Ветров сощурился близоруко, достал из кармана застиранной ковбойки очки.
— А, как же, знаком! Это Казанцев Толик, Толька-Шпрота. Сейчас отчество вспомню, — наморщил лоб. — Ага, Витальевич! Казанцев Анатолий Витальевич. А он что, натворил чего? Да он же безобидный. Хотя... Э-э-э! — махнул рукой с какой-то отчаянностью. — Говорил же ему, что достукается. Значит, и он дошел? Всем им, видно, одна дорога, хоть хороший, хоть плохой...
— Когда вы с ним последний раз встречались, Павел Николаевич?

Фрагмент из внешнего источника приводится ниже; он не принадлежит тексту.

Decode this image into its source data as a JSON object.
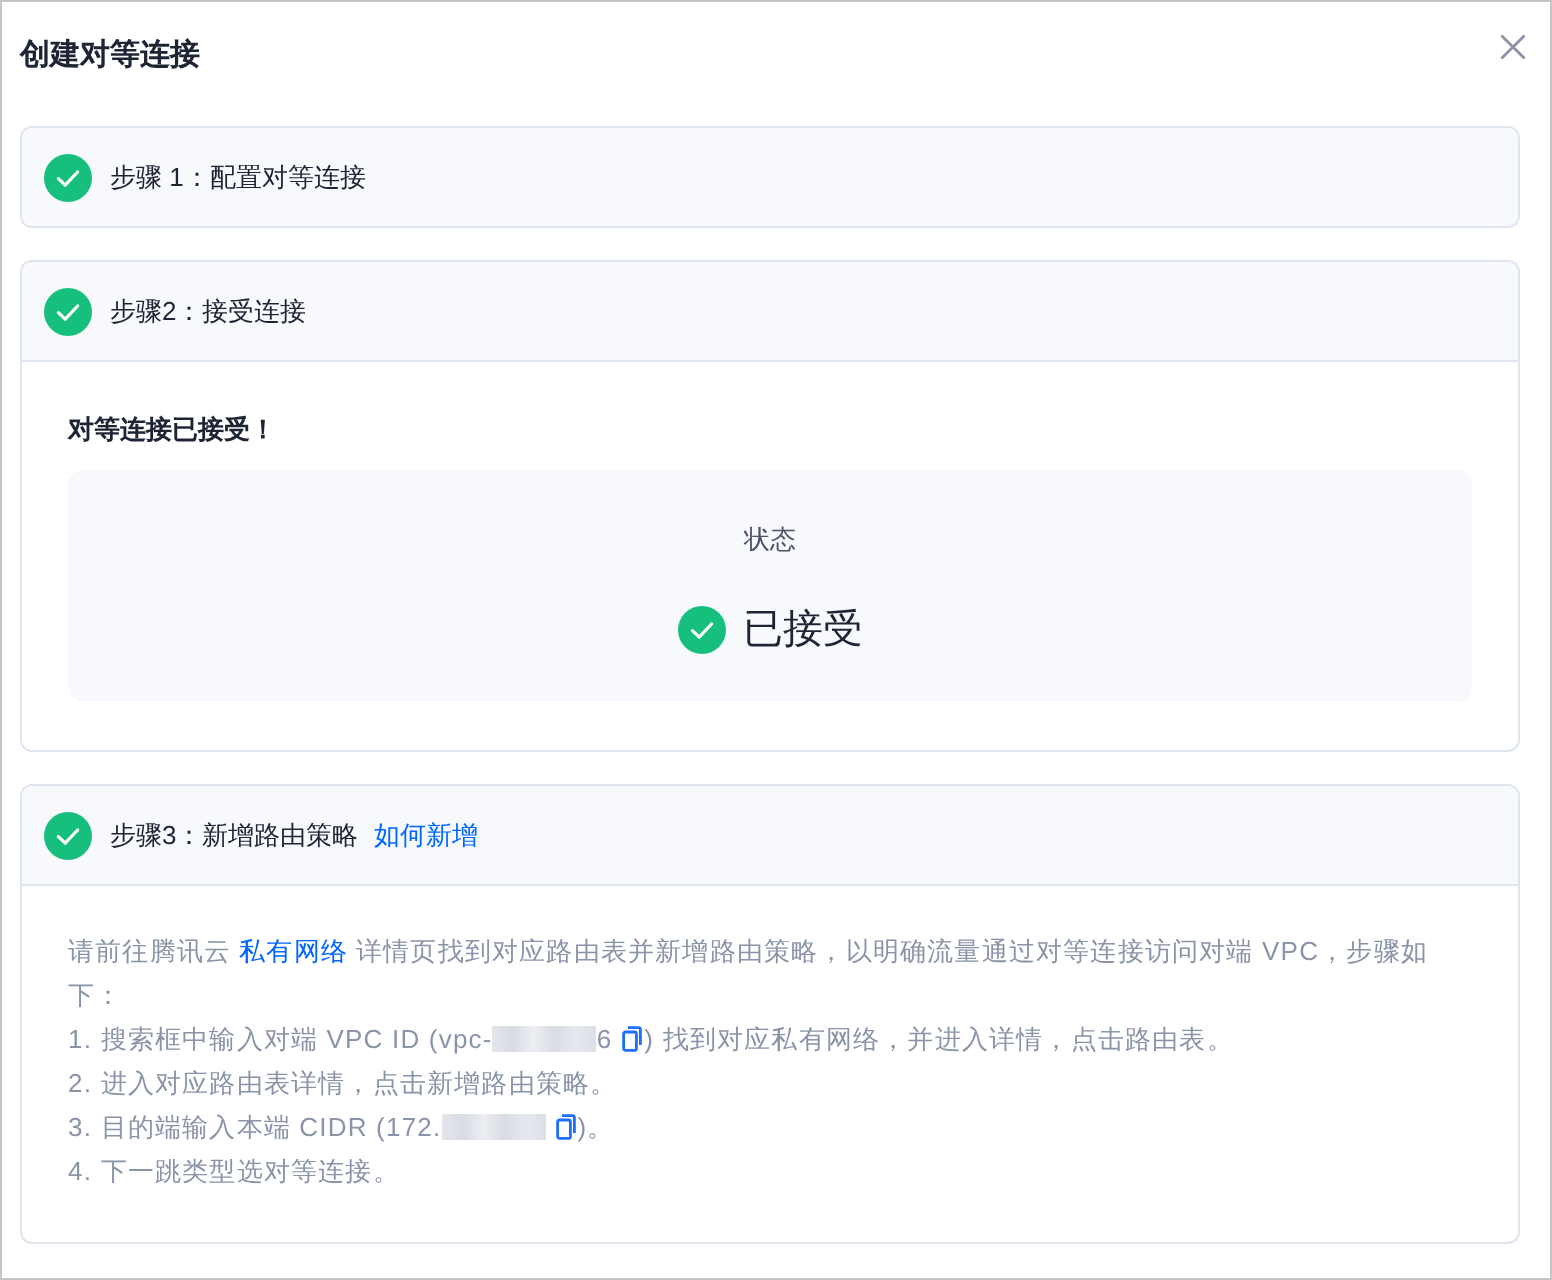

— Когда? Сейчас подумаю. — Он снова наморщил дочерна загорелый обветренный лоб. — Да уж лет пять, пожалуй... Точно! В августе шестьдесят девятого кончили скважину с опережением и с нефтью. Наградили нас тогда хорошо, нефть-то здесь только начиналась, к орденам представили, к медалям, ну и деньгами, разумеется, большую премию дали. И отдыха два месяца. Я домой уехал, семья тогда не со мной жила, негде здесь-то было. А когда вернулся, бригада собралась, кроме него, нас на новый участок перебросили, я в управлении записку ему оставил, думал, нагонит, да нет, так и не приехал.
— И с тех пор вы его не видели, не слышали о нем?
— Не видел, точно. А слышать слышал. Через полгода письмо от него получил. Извинялся. Попутал, мол, бес, Павел Николаевич, дружков старых встретил, загулял с ними, вот и не приехал, а посему прошу простить и не поминать лихом. Но обратно не просился, знать, вольная жизнь снова закрутила. Я ему сам написал, позвал, да он и не ответил... А может, и письма моего не получил, они ж как перекати-ветер. Ну а потом от ребят слышал, болтается, мол, по Сибири, то там его видели, то здесь. Приветы через них пересылал. А однажды даже баночку икры, не знаю, где он ее взял. Только не украл, вы не подумайте, он хоть и бичует, но чужого не возьмет. Не брал раньше...
— А как вы познакомились?
— Познакомились как? Да обычно. Тогда с рабочими плохо было. Не они на работу просились, а мы сами разыскивали и сговаривали кого придется. Бурильщик один у меня этим занимался, Витька Петров, разъезжал вроде агента какого, когда свободен был или нужда была. Вот он и привел как-то троих. Матушки-светы! Всякие виды я до того видел, но таких бродяжек! Как сейчас помню... В рванье, худущие, как в войну беженцы. Шишковали они, прослышали про кедровый бизнес и удумали, подались артелью в тайгу. Как водится у таких — без ума и без запасов. Заплутали. Едва там и не остались, да местные случайно нашли и вывели. А местный-то, сибирский мужичок себе на уме: накормить накормил, да милиционеру сдал, чтоб, значит, с глаз подале. А тут помощник мой про них и прослышал. Ну и поладили с сержантом, тому тоже до райцентра киселя хлебать не хотелось. Вот и привез. Двое-то, правда, немного поработали. Один, Климов Владимир Степанович, умер месяца через четыре, а работал ничего, да и со специальностью, трактористом когда-то был. Другой — Шундиков — еще раньше сбежал. А Казанцев остался, два года почти в нашей бригаде работал.
— А что он за человек?
— Что за человек? Да как всякий человек, сложный. Досталось ему. Деревенский он. В войну пацаном еще... в колхозе робил, под немцем побывал, с Орловщины он. А в конце войны женился в шестнадцать годков на солдатке-вдове, мужиков-то тогда... пацаны за мужиков шли. А вдова-то веселая оказалась, попалась на рынке с хлебом краденым, а тут дите, он на себя все и взял. Ну и врезали ему по законам времени на всю катушку. Сел пацаном, а вышел мужиком... Вдова уж который раз замуж вышла, сын почти тогда же помер, других родных не осталось, родители еще в войну с голодухи умерли, брат на фронте голову сложил. Вот он и остался там же, на Колыме.
Миронов знал уже в общих чертах биографию Тольки-Шпроты по тем данным, что удалось собрать за короткий срок оперативным порядком, они почти полностью совпадали с рассказом бурмастера, лишь о самооговоре в полученных бумагах ни слова не говорилось.